Their stones probably don't roll as much as they used to back in the summer of love, but Mick Jagger, Keith Richards, Charlie Watt and Ronnie Wood certainly still know how to screw their fans. Delight has turned to dismay today (October 15, 2012) after The Rolling Stones announced that they'd be playing their first live shows for five years this winter, and then revealed exactly how much it would cost the public to see them.
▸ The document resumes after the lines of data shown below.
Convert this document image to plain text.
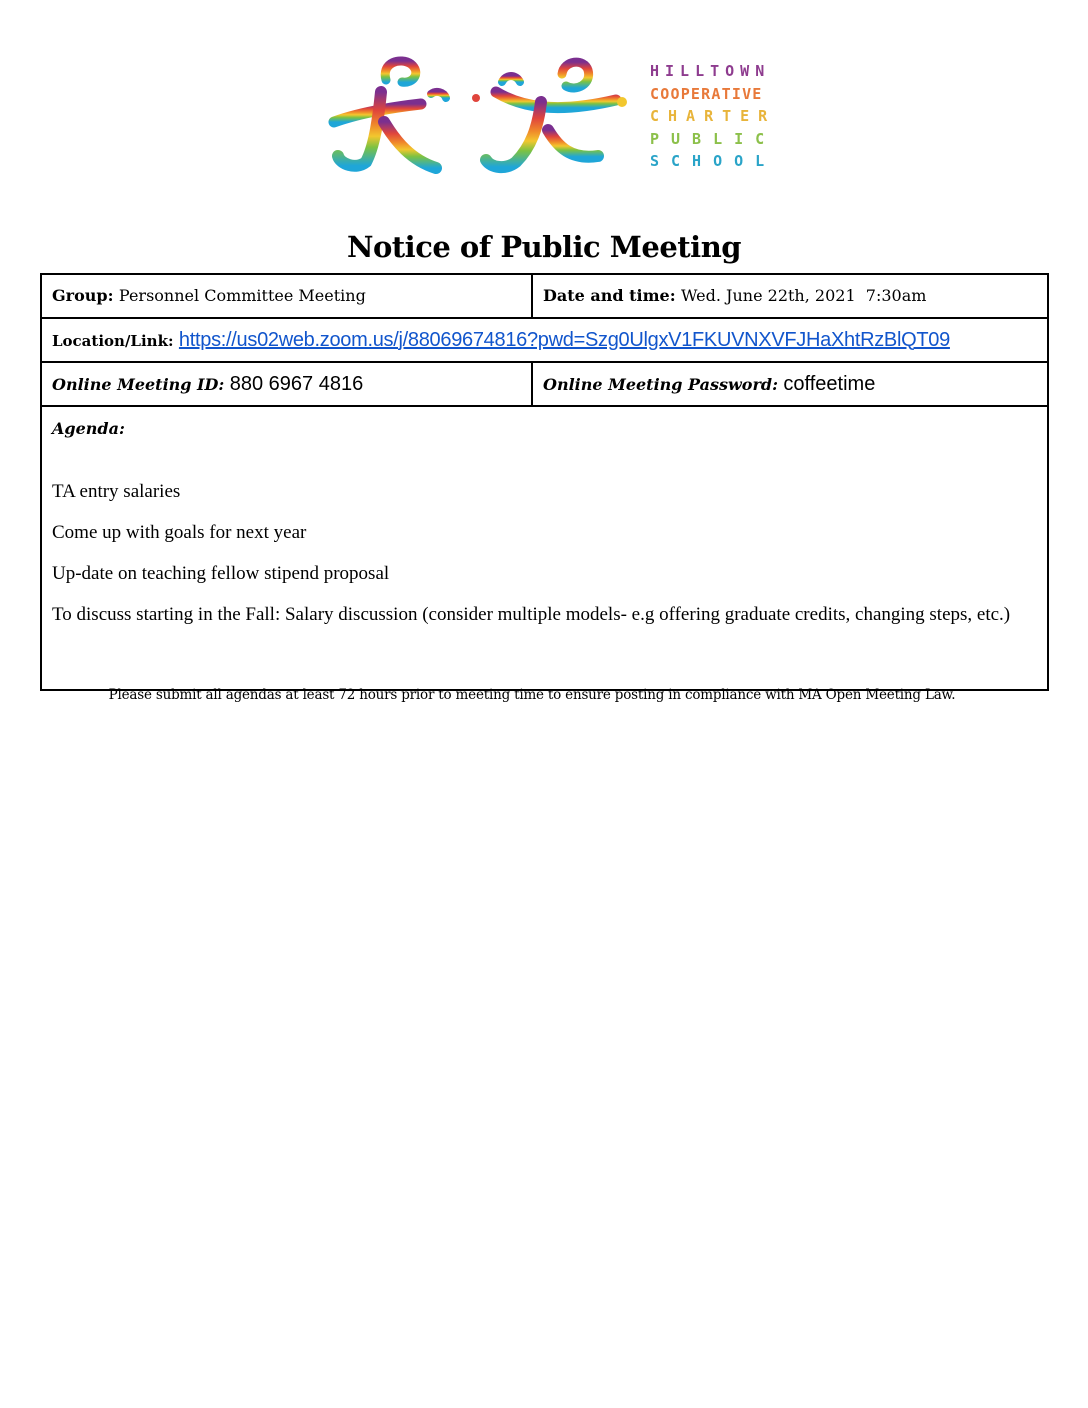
HILLTOWN
COOPERATIVE
CHARTER
PUBLIC
SCHOOL
Notice of Public Meeting
Group: Personnel Committee Meeting	Date and time: Wed. June 22th, 2021  7:30am
Location/Link: https://us02web.zoom.us/j/88069674816?pwd=Szg0UlgxV1FKUVNXVFJHaXhtRzBlQT09	
Online Meeting ID: 880 6967 4816	Online Meeting Password: coffeetime

Agenda:
TA entry salaries
Come up with goals for next year
Up-date on teaching fellow stipend proposal
To discuss starting in the Fall: Salary discussion (consider multiple models- e.g offering graduate credits, changing steps, etc.)	
Please submit all agendas at least 72 hours prior to meeting time to ensure posting in compliance with MA Open Meeting Law.
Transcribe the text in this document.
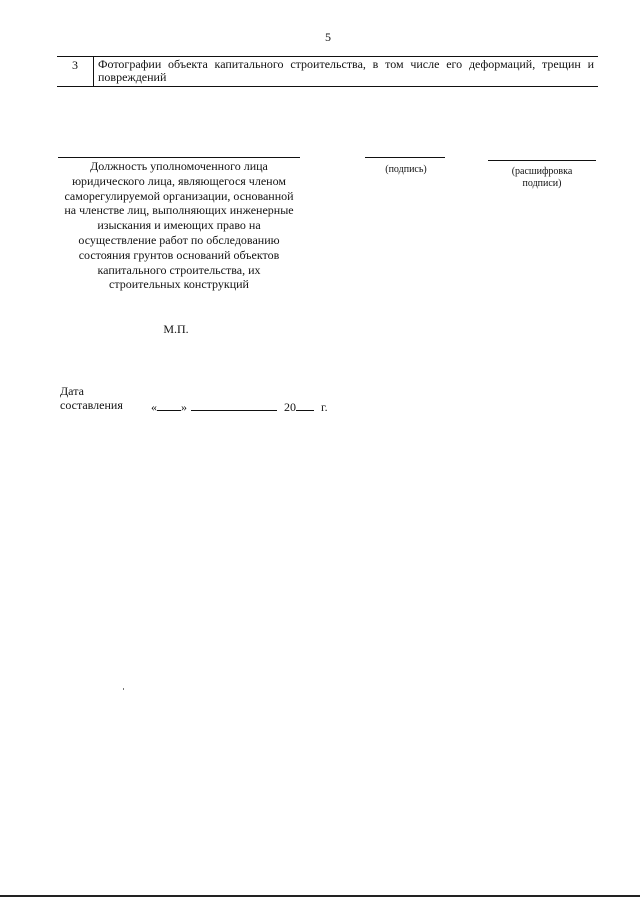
5
3	Фотографии объекта капитального строительства, в том числе его деформаций, трещин и повреждений
Должность уполномоченного лица юридического лица, являющегося членом саморегулируемой организации, основанной на членстве лиц, выполняющих инженерные изыскания и имеющих право на осуществление работ по обследованию состояния грунтов оснований объектов капитального строительства, их строительных конструкций
(подпись)	(расшифровка подписи)
М.П.
Дата
составления « »	20 г.
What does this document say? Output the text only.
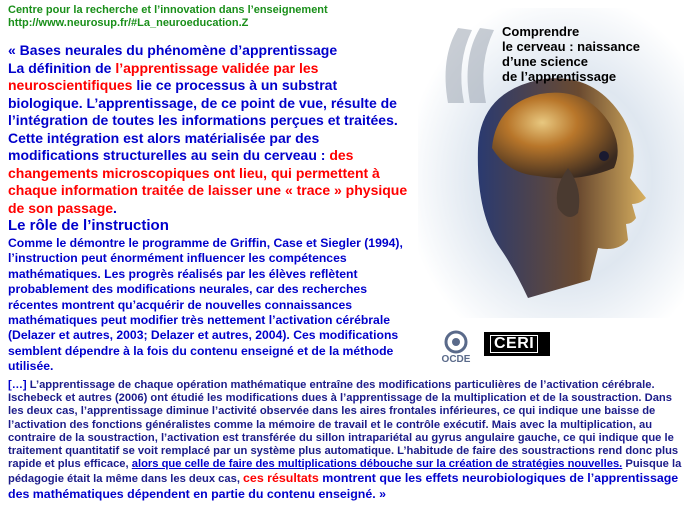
Centre pour la recherche et l’innovation dans l’enseignement
http://www.neurosup.fr/#La_neuroeducation.Z
« Bases neurales du phénomène d’apprentissage
La définition de l’apprentissage validée par les neuroscientifiques lie ce processus à un substrat biologique. L’apprentissage, de ce point de vue, résulte de l’intégration de toutes les informations perçues et traitées. Cette intégration est alors matérialisée par des modifications structurelles au sein du cerveau : des changements microscopiques ont lieu, qui permettent à chaque information traitée de laisser une « trace » physique de son passage.
Le rôle de l’instruction
Comme le démontre le programme de Griffin, Case et Siegler (1994), l’instruction peut énormément influencer les compétences mathématiques. Les progrès réalisés par les élèves reflètent probablement des modifications neurales, car des recherches récentes montrent qu’acquérir de nouvelles connaissances mathématiques peut modifier très nettement l’activation cérébrale (Delazer et autres, 2003; Delazer et autres, 2004). Ces modifications semblent dépendre à la fois du contenu enseigné et de la méthode utilisée.
Comprendre
le cerveau : naissance
d’une science
de l’apprentissage
OCDE
CERI
[…] L’apprentissage de chaque opération mathématique entraîne des modifications particulières de l’activation cérébrale. Ischebeck et autres (2006) ont étudié les modifications dues à l’apprentissage de la multiplication et de la soustraction. Dans les deux cas, l’apprentissage diminue l’activité observée dans les aires frontales inférieures, ce qui indique une baisse de l’activation des fonctions généralistes comme la mémoire de travail et le contrôle exécutif. Mais avec la multiplication, au contraire de la soustraction, l’activation est transférée du sillon intrapariétal au gyrus angulaire gauche, ce qui indique que le traitement quantitatif se voit remplacé par un système plus automatique. L’habitude de faire des soustractions rend donc plus rapide et plus efficace, alors que celle de faire des multiplications débouche sur la création de stratégies nouvelles. Puisque la pédagogie était la même dans les deux cas, ces résultats montrent que les effets neurobiologiques de l’apprentissage des mathématiques dépendent en partie du contenu enseigné. »
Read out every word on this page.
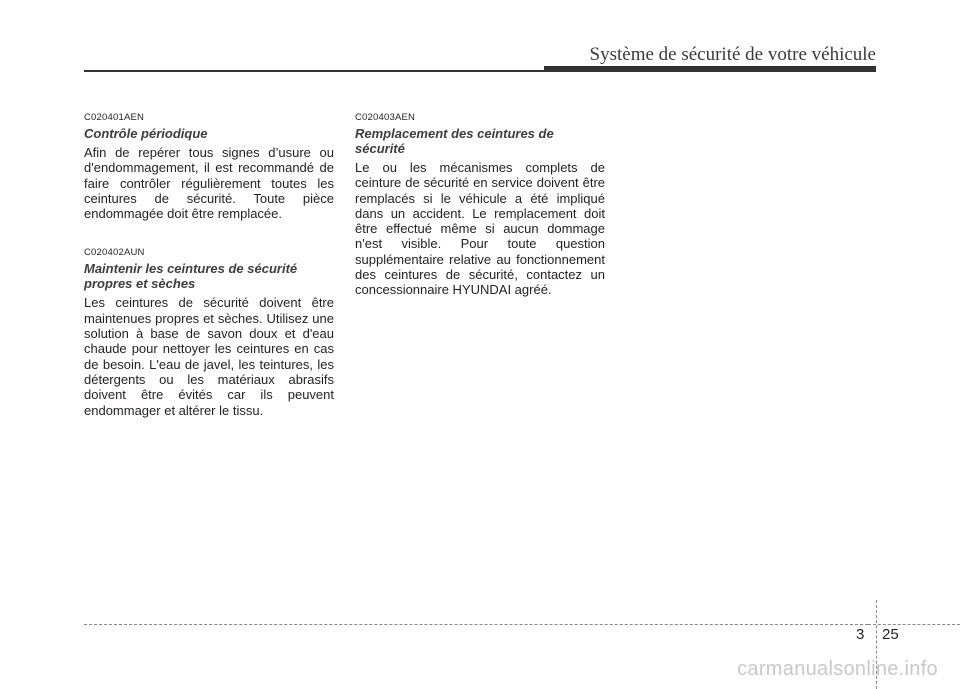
Système de sécurité de votre véhicule
C020401AEN
Contrôle périodique
Afin de repérer tous signes d’usure ou d'endommagement, il est recommandé de faire contrôler régulièrement toutes les ceintures de sécurité. Toute pièce endommagée doit être remplacée.
C020402AUN
Maintenir les ceintures de sécurité propres et sèches
Les ceintures de sécurité doivent être maintenues propres et sèches. Utilisez une solution à base de savon doux et d'eau chaude pour nettoyer les ceintures en cas de besoin. L'eau de javel, les teintures, les détergents ou les matériaux abrasifs doivent être évités car ils peuvent endommager et altérer le tissu.
C020403AEN
Remplacement des ceintures de sécurité
Le ou les mécanismes complets de ceinture de sécurité en service doivent être remplacés si le véhicule a été impliqué dans un accident. Le remplacement doit être effectué même si aucun dommage n'est visible. Pour toute question supplémentaire relative au fonctionnement des ceintures de sécurité, contactez un concessionnaire HYUNDAI agréé.
3 25
carmanualsonline.info
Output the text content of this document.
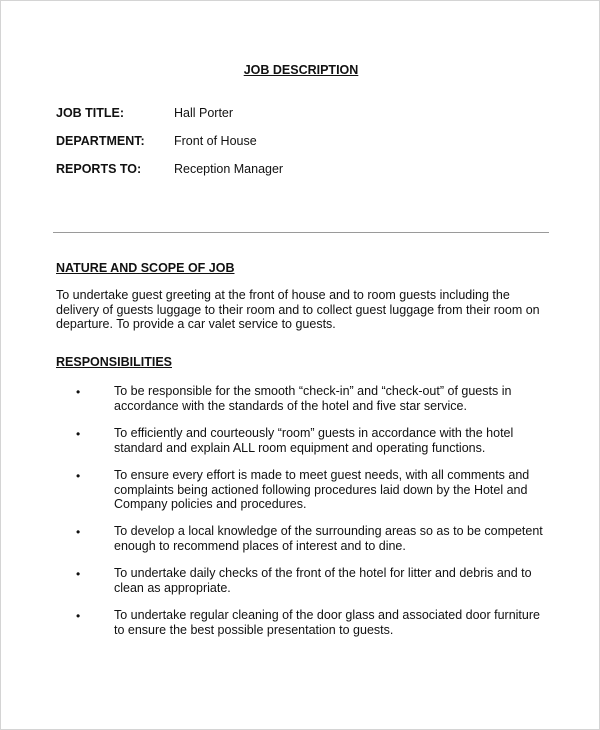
JOB DESCRIPTION
JOB TITLE:	Hall Porter
DEPARTMENT: Front of House
REPORTS TO:	Reception Manager
NATURE AND SCOPE OF JOB
To undertake guest greeting at the front of house and to room guests including the delivery of guests luggage to their room and to collect guest luggage from their room on departure. To provide a car valet service to guests.
RESPONSIBILITIES
•	To be responsible for the smooth “check-in” and “check-out” of guests in accordance with the standards of the hotel and five star service.
•	To efficiently and courteously “room” guests in accordance with the hotel standard and explain ALL room equipment and operating functions.
•	To ensure every effort is made to meet guest needs, with all comments and complaints being actioned following procedures laid down by the Hotel and Company policies and procedures.
•	To develop a local knowledge of the surrounding areas so as to be competent enough to recommend places of interest and to dine.
•	To undertake daily checks of the front of the hotel for litter and debris and to clean as appropriate.
•	To undertake regular cleaning of the door glass and associated door furniture to ensure the best possible presentation to guests.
Ticketmaster is showing prices ranging from $170 to a quite frankly offensive $651 for the band's two just-announced gigs at the O2 Arena in London on November 25th and 29th, making those that grumbled at paying up to $112 for people like Radiohead earlier in the year probably feel like they've got an absolute steal. Given that museums are normally free in the UK, people may be stunned to find themselves parting with such an amount to see these relics of a bygone age, the jingle of coins in the band's pockets possibly now the only thing that will be capable of drowning out the loud creaking in their joints as they grimace and limp about the O2 Arena come November.

The shows go on sale on October 19th and are being performed to mark the band's 50th anniversary in the music business. How disgusting then, that the same industry that gave them a chance in 1962, is now so untrusting of its new bands to build a career that its reliance on the nostalgia dollar results in prices like these.